The Tat system is found in most bacteria, some archaea and thylakoid membranes of plant plastids [8]. Three functionally distinct components have been identified, namely TatA, TatB and TatC; however, their genomic organization is diverse. Gram-negative bacteria usually present these three components [9], [10] forming a heteromultimeric protein complex located in the inner membrane [2]. In contrast, TatB is absent in most Gram-positive bacteria and archaea, forming a minimal Tat Translocase (TatAC). The three genes are usually arranged in an operon (tatABC) in almost all the organisms with functional Tat systems described so far, while a few have their tat genes organized as individual transcriptional units [11]. The stoichiometry of the expression of the Tat subunits expression is critical for the activity of the Tat translocase [12]. The TatA protein is the most abundant component of the Tat system, present at an approximately 20-fold molar excess over the TatB and TatC components [2], thus, requiring higher expression levels than the other Tat proteins [13].
The TatA- and TatB-type proteins are sequence-related with a probable common ancestor [2]. Both comprise an N-terminal transmembrane α-helix followed by an adjacent amphipathic helix, connected by an interdomain hinge region and an unstructured C-terminal region of variable length [2], [14]. In organisms lacking tatB, it seems most likely that the TatA proteins retain both biological activities [15], [16]. Indeed, several bifunctional Escherichia coli TatA proteins that can bypass the requirement for TatB have been isolated in a study using an in vivo genetic screening for successful Tat transport [17]. TatC is the most conserved of the Tat proteins and sequence conservation is particularly strong within the six transmembrane (TM) domains [2], [18]. The signal peptides of the proteins exported by the Tat system share similar overall structures with the Sec-dependent signal peptides, but generally possess a twin-arginine (RR) motif in the n-region, a weak hydrophobic h-region, and a positively charged Sec avoidance signal just before the cleavage site. Recent studies have shown that a naturally occurring Lys-Arg (KR) motif, the R-N-R motif, or the variants KR, RK, and KK motifs in the n-region preserve the ability to mediate Tat translocation [19], [20]. The main function described for TatC is the primary recognition on the signal peptide and specifically for the RR motif [21].

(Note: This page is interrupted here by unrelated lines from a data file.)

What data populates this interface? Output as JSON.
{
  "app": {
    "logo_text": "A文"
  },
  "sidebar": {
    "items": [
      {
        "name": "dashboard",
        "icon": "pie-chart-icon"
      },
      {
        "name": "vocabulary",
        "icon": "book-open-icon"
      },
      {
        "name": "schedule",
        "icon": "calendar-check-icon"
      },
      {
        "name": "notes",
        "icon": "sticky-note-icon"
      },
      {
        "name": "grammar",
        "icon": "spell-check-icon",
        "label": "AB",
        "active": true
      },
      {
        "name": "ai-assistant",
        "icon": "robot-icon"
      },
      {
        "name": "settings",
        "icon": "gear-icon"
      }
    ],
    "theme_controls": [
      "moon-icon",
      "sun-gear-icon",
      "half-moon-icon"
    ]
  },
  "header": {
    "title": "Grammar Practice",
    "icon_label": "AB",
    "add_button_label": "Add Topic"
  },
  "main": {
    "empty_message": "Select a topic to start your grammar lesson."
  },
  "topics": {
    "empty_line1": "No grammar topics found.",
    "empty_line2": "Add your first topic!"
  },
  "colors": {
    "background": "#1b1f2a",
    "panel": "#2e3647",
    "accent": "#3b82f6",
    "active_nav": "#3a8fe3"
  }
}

Although the Tat system has been proved to be essential for virulence and symbiosis in several bacteria that interact with both plants and animals [22]–[29], few studies have addressed its role in the α-proteobacteria [30]–[32]. The aim of the present work was to explore the role of the Tat translocation system in α-proteobacteria by means of a genomic comparative analysis. In particular, we focused on Brucella abortus and Anaplasma marginale, well-known pathogenic α-proteobacteria, representative of facultatively and of obligately intracellular organisms, respectively.
Materials and Methods
Phylogenetic analysis and genome organization of tatABC genes
The amino acid sequences of 11 conserved proteins (RNA Pol ß and ß′, alanyl-tRNA synthetase, phenylalanyl-tRNA synthetase, arginyl-tRNA synthetase, EF-Tu, EF-G, RecA, GyrA, Gyrß and Hsp70) from 53 α-proteobacteria (Table S2) were downloaded from the RefSeq database of the NCBI and their identity confirmed using BLASTP (E-value = 10−5; Query coverage >70%). Protein sequences were aligned using ClustalW [33]. Poorly aligned positions of protein sequences were trimmed using Gblocks [34]. A phylogenetic tree was inferred from the concatenated alignments using the neighbor-joining method as implemented in the MEGA 4 software (JTT Model, 1000 bootstrap steps) [35]. For analyzing the presence of the Tat genes in the 53 α-proteobacteria genomes, the putative tatA, tatB and tatC genes were identified using BLASTP against well-documented tat genes. The genome organization of the Tat genes was visualized using NCBI's Mapviewer (http://www.ncbi.nlm.nih.gov/projects/mapview/) or KEGG (http://www.genome.jp/kegg/). The A. marginale str. St. Maries tatA (missing in the annotated genome, flanked by AM392 and AM394), tatB (AM476) and tatC (AM740) genes and the Brucella melitensis biovar abortus 2308 tatA (BAB1_0901), tatB (BAB1_0902) and tatC (BAB1_0903) genes, were displayed with the Circular Genome Viewer (CGView) [36]. The GenBank accession number for the nucleotide sequence of tatA from A. marginale str. Salta is JQ409478 (100% sequence identity with tatA from A. marginale str. St. Maries). The A. marginale str. St. Maries gene AM476 (tatB) was annotated as hypothetical protein.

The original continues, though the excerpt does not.